71. The kit of claim 61 wherein the ligand is selected from the group consisting of a small molecule, an antigen, an antibody, hybrid antibody or antibody fragment, an siRNA, an antisense RNA, an aptamer, a peptide and a first member of a specific binding pair.

72. The kit of claim 61 wherein the ligand binding component is selected from the group consisting of a small molecule, an antigen, an antibody, hybrid antibody or antibody fragment, an siRNA, an antisense RNA, an aptamer, a protein therapeutic, or a peptide, a ligand binding protein, and a second member of specific binding pair.

73. The kit of claim 61 wherein the ligand is biotin and the ligand-binding component is avidin or streptavidin.

74. The kit of claim 61 wherein the nucleic acid modifying enzyme is synthetic, semisynthetic, or recombinant.

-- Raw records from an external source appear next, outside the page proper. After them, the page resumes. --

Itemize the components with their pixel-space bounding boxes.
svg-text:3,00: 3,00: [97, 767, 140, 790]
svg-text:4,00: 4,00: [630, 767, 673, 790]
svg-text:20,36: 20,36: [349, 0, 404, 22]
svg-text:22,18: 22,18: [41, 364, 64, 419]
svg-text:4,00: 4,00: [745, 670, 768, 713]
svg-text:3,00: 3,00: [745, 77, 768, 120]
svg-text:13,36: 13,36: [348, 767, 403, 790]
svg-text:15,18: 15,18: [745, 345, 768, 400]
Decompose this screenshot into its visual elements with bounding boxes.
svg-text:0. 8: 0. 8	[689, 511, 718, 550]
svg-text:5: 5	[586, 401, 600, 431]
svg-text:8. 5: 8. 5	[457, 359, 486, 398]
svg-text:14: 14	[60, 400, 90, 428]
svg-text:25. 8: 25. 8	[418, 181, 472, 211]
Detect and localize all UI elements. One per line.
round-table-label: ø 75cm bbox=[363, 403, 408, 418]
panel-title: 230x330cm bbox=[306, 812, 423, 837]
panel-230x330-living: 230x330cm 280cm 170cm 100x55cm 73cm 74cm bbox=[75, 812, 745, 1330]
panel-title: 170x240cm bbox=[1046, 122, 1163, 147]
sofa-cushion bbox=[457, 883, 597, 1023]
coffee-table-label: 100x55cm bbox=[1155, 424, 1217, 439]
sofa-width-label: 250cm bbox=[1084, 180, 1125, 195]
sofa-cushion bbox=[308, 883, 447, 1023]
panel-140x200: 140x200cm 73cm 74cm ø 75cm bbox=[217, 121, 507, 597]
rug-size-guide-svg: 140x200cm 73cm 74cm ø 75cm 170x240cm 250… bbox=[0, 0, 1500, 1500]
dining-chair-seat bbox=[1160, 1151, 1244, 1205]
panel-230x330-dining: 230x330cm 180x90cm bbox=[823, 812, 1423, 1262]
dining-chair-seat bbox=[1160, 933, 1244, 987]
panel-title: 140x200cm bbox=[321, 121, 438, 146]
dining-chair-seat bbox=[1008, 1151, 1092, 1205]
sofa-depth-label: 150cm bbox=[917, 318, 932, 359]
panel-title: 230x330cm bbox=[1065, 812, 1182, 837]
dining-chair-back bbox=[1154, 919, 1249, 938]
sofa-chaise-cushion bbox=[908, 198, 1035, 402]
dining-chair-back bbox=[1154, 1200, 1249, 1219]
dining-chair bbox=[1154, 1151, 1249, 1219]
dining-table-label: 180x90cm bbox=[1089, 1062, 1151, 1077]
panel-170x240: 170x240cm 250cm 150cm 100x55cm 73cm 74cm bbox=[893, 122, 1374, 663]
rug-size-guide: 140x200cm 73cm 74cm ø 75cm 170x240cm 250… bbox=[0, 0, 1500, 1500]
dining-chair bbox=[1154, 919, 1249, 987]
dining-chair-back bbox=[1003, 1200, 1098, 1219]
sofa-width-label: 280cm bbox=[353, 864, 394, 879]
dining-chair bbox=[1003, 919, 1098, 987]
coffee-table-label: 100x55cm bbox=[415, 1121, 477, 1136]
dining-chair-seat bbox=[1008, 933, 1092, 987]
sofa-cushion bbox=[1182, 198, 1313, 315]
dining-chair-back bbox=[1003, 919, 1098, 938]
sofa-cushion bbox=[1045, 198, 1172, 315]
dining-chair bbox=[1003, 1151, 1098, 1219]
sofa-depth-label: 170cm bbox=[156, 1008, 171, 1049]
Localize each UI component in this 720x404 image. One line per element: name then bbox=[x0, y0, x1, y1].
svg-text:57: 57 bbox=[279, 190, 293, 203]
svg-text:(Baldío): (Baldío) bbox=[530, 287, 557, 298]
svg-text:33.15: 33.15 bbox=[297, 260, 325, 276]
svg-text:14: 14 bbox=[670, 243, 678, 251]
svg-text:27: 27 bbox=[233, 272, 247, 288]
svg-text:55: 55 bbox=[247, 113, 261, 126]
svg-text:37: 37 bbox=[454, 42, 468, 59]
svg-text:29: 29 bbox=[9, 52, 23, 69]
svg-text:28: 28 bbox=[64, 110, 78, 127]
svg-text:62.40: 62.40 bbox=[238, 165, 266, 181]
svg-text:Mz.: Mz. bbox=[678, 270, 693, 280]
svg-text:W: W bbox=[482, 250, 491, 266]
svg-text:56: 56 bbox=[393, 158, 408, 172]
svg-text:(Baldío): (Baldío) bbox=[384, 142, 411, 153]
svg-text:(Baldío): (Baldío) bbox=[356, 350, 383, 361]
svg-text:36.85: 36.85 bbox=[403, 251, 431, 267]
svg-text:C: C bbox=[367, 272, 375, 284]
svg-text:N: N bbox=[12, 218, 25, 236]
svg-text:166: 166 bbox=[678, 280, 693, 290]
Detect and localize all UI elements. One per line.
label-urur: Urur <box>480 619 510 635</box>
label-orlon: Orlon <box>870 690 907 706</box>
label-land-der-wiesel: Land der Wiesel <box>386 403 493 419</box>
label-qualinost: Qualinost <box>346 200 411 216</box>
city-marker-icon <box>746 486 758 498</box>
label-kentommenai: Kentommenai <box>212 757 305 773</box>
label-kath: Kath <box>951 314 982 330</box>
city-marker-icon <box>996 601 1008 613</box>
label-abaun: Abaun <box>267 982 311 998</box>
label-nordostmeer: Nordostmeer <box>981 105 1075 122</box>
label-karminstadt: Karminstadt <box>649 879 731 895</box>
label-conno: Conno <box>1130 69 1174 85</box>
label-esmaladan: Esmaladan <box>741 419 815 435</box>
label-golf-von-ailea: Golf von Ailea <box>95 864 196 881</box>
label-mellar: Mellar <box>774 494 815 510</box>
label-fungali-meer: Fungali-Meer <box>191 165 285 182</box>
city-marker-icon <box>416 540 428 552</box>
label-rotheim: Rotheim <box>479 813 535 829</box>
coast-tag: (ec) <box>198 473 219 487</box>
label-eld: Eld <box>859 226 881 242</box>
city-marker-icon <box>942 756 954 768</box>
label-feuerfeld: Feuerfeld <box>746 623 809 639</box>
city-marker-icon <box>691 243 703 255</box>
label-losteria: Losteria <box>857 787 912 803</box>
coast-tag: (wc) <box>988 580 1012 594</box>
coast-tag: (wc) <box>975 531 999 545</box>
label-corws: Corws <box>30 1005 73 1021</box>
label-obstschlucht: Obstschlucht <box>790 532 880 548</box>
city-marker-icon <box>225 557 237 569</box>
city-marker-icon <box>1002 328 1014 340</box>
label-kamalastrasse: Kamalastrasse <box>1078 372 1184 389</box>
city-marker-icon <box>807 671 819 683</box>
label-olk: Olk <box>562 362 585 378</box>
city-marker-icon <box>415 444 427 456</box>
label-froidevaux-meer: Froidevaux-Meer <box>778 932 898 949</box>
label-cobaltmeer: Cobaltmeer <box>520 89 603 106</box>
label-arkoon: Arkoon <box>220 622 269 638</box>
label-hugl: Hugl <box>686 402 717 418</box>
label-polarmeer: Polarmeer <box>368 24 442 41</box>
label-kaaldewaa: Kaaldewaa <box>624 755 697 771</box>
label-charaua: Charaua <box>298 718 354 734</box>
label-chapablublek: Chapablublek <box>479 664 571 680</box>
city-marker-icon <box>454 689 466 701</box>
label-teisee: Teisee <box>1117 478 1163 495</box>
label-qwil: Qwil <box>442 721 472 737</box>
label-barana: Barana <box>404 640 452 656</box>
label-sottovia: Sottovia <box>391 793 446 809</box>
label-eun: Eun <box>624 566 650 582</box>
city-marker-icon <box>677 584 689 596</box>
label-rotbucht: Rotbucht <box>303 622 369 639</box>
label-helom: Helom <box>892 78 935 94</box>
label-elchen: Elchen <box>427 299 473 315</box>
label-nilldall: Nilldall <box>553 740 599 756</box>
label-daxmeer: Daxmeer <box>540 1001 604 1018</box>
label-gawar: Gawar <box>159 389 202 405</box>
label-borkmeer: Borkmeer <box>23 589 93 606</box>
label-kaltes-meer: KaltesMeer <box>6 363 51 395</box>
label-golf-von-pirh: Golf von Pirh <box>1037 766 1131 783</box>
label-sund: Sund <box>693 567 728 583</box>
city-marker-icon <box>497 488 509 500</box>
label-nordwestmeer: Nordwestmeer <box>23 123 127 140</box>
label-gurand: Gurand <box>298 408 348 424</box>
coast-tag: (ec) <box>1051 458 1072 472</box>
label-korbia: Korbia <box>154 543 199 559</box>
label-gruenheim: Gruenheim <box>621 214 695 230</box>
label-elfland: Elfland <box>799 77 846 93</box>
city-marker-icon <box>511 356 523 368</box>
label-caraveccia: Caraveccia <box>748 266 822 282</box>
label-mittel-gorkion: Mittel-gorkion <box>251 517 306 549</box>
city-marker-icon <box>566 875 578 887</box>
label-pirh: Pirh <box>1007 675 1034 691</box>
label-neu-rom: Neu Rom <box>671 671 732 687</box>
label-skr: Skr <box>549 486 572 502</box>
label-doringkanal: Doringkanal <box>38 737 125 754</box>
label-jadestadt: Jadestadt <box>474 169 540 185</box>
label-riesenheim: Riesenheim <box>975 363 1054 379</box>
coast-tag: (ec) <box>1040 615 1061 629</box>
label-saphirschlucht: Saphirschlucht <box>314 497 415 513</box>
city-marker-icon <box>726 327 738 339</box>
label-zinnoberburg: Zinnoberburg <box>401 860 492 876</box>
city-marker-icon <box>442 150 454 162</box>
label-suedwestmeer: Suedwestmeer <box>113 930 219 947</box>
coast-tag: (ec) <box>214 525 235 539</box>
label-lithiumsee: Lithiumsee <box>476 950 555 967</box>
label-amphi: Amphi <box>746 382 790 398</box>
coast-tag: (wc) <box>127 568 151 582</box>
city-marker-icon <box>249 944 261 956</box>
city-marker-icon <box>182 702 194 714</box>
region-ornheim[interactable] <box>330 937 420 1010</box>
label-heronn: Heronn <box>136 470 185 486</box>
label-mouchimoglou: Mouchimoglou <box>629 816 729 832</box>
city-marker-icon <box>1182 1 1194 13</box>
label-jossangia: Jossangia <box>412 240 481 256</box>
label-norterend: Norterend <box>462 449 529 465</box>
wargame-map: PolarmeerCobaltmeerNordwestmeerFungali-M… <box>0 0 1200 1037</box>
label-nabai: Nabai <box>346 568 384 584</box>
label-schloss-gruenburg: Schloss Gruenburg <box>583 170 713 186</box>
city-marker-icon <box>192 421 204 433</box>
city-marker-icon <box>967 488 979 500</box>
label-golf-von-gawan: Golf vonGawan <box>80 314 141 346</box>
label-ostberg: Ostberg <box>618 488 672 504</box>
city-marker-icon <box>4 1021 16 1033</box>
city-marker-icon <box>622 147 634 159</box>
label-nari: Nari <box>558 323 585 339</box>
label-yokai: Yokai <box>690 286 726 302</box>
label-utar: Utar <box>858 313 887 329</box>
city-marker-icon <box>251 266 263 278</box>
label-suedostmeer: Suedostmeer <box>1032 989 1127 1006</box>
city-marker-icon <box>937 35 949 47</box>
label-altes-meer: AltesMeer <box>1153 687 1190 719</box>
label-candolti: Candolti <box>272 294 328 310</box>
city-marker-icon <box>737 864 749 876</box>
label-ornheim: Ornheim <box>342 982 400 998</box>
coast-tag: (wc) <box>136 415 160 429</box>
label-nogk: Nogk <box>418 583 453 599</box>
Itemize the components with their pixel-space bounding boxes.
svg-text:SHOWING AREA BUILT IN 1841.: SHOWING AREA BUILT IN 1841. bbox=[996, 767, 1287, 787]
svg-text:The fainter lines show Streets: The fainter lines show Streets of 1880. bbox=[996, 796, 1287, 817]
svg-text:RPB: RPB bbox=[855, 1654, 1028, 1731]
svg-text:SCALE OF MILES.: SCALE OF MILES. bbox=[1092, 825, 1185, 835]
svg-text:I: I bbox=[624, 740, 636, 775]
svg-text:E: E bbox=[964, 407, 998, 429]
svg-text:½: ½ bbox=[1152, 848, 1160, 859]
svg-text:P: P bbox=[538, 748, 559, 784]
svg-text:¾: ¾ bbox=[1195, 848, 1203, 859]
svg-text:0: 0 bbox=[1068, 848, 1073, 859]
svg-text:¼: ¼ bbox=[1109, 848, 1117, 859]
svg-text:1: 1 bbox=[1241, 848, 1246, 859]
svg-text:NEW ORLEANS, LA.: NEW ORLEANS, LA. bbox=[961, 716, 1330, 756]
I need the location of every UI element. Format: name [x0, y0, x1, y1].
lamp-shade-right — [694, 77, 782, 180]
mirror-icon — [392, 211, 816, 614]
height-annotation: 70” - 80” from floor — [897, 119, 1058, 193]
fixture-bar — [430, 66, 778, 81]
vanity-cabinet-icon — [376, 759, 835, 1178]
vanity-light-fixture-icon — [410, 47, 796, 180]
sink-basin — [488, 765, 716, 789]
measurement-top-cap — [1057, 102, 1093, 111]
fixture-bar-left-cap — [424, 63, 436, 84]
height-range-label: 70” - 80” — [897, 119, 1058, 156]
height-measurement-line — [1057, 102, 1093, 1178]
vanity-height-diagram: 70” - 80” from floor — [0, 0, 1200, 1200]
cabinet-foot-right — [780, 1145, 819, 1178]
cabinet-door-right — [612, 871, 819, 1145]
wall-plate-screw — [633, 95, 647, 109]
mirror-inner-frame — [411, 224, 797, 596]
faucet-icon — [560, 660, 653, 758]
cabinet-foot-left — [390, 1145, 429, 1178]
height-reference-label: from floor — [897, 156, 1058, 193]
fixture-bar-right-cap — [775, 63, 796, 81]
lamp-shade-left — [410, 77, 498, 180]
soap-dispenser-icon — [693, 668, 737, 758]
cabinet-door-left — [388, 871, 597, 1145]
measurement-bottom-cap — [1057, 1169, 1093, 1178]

75. The kit of claim 61 wherein the nucleic acid modifying enzyme is a DNA duplex-specific endonuclease.

76. The kit of claim 61 wherein the nucleic acid modifying enzyme is a restriction endonuclease.

77. A plurality of amplification-ready partial DNA duplexes generated from genomic DNA, each duplex comprising at least one DNA strand comprising the sequence of a target region of interest wherein the duplex is further ligated to an adaptor for single primer isothermal amplification.